Bellingham Axe brings ax-throwing to downtown, gives people a chance to try something new while social distancing indoor
By Kaelin Bell
“It’s much more exciting than throwing a dart,” said Matt Kinney, owner of Bellingham Axe.
Bellingham Axe opened in June with the COVID-19 pandemic in full swing. Operating a business under health restrictions is the only way he knows how, Kinney said. Masks are required, and thorough cleaning is performed between reservations.
Kinney described his endeavor as a first-time business owner as an exciting new chapter.
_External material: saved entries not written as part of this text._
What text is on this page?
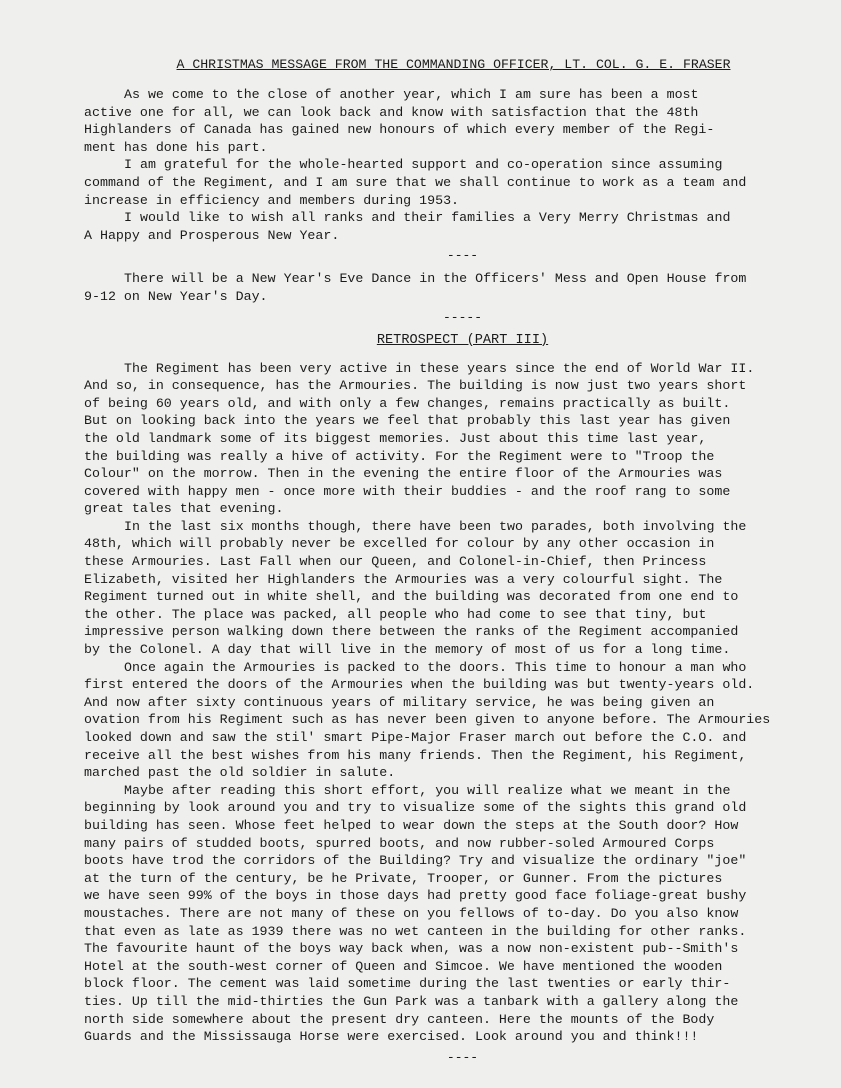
A CHRISTMAS MESSAGE FROM THE COMMANDING OFFICER, LT. COL. G. E. FRASER

As we come to the close of another year, which I am sure has been a most

active one for all, we can look back and know with satisfaction that the 48th

Highlanders of Canada has gained new honours of which every member of the Regi-

ment has done his part.

I am grateful for the whole-hearted support and co-operation since assuming

command of the Regiment, and I am sure that we shall continue to work as a team and

increase in efficiency and members during 1953.

I would like to wish all ranks and their families a Very Merry Christmas and

A Happy and Prosperous New Year.

----

There will be a New Year's Eve Dance in the Officers' Mess and Open House from

9-12 on New Year's Day.

-----
RETROSPECT (PART III)

The Regiment has been very active in these years since the end of World War II.

And so, in consequence, has the Armouries. The building is now just two years short

of being 60 years old, and with only a few changes, remains practically as built.

But on looking back into the years we feel that probably this last year has given

the old landmark some of its biggest memories. Just about this time last year,

the building was really a hive of activity. For the Regiment were to "Troop the

Colour" on the morrow. Then in the evening the entire floor of the Armouries was

covered with happy men - once more with their buddies - and the roof rang to some

great tales that evening.

In the last six months though, there have been two parades, both involving the

48th, which will probably never be excelled for colour by any other occasion in

these Armouries. Last Fall when our Queen, and Colonel-in-Chief, then Princess

Elizabeth, visited her Highlanders the Armouries was a very colourful sight. The

Regiment turned out in white shell, and the building was decorated from one end to

the other. The place was packed, all people who had come to see that tiny, but

impressive person walking down there between the ranks of the Regiment accompanied

by the Colonel. A day that will live in the memory of most of us for a long time.

Once again the Armouries is packed to the doors. This time to honour a man who

first entered the doors of the Armouries when the building was but twenty-years old.

And now after sixty continuous years of military service, he was being given an

ovation from his Regiment such as has never been given to anyone before. The Armouries

looked down and saw the stil' smart Pipe-Major Fraser march out before the C.O. and

receive all the best wishes from his many friends. Then the Regiment, his Regiment,

marched past the old soldier in salute.

Maybe after reading this short effort, you will realize what we meant in the

beginning by look around you and try to visualize some of the sights this grand old

building has seen. Whose feet helped to wear down the steps at the South door? How

many pairs of studded boots, spurred boots, and now rubber-soled Armoured Corps

boots have trod the corridors of the Building? Try and visualize the ordinary "joe"

at the turn of the century, be he Private, Trooper, or Gunner. From the pictures

we have seen 99% of the boys in those days had pretty good face foliage-great bushy

moustaches. There are not many of these on you fellows of to-day. Do you also know

that even as late as 1939 there was no wet canteen in the building for other ranks.

The favourite haunt of the boys way back when, was a now non-existent pub--Smith's

Hotel at the south-west corner of Queen and Simcoe. We have mentioned the wooden

block floor. The cement was laid sometime during the last twenties or early thir-

ties. Up till the mid-thirties the Gun Park was a tanbark with a gallery along the

north side somewhere about the present dry canteen. Here the mounts of the Body

Guards and the Mississauga Horse were exercised. Look around you and think!!!

----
Despite the challenges, he has begun the process of opening a bar above the ax-throwing venue.
“There’s a strong sense of family downtown with the businesses that I’ve met,” Kinney said. “Everyone is welcoming. Bellingham has taken to it pretty well.”
At Bellingham Axe, customers can reserve private lanes for throwing, either solo or with a group. An hour of throwing costs $20 per person. Bellingham Axe also has eight-week-long competition leagues ranging in difficulty from beginner to pro.
“I’m going to have to open up more hours,” Kinney said. “We want to open up Wednesdays because that’s Western students’ night. We’re going to make it more of a themed type thing.”
Kinney is a Western graduate who decided to bring ax throwing to Bellingham after visiting a similar business, Axe Kickers, in Seattle.
Bellingham Axe was designed with Bellingham’s atmosphere in mind. The art inside, for instance, was created by Bellingham artist Shawn Cass, who is known for his large outdoor piece “Bird Alley” in downtown Bellingham, as well as other vibrant graffiti murals across the city.
“It’s been a while since we’ve had anything here in town that’s different,” Kinney said. “We have a lot of breweries, we have a lot of coffee shops, that’s the main reason I chose ax throwing.”
When Bellingham Axe opened, it was the only ax-throwing venue between Seattle and Canada, and it has attracted a wide range of people.
“I thought there would be more of a younger crowd, but it has been so widespread as far as the demographic goes,” Kinney said. “There is no person that doesn’t enjoy when the ax hits the target and sticks.”
At the top of each reservation’s time block, Bellingham Axe’s “AXEperts” guide people through basic ax-throwing techniques and safety precautions, such as never retrieving an ax when someone is throwing.
Fourth-year Western students Jaliyah Putney and Naseeba Ahmed visited Bellingham Axe after seeing someone else post about their experience on social media.
“With everything going on in the world right now, it’s nice to have a place to get your frustration out with friends while still social distancing and being safe,” Ahmed said. “I think with seasons changing and school being stressful, it’s nice to do something fun and get a good workout in, too. I think it’s a great addition to the community.”
Despite the challenges presented by the COVID-19 pandemic, downtown Bellingham has done well, said Jennifer Walters, retail advocate for the Downtown Bellingham Partnership.
“We’ve actually had more new businesses open this year than close,” Walters said. “Bellingham Axe brings an activity to downtown and to Bellingham in general. Everyone in the world is craving experiences right now.”
Many businesses that have opened during the pandemic already had their business plans in motion and had to completely change their business models.
“Anyone that opened during this just deserves so much,” Walters said. “From their business plan, up to their architecture, to their financing had to completely switch. They didn’t adapt; they had to reinvent while they were inventing.”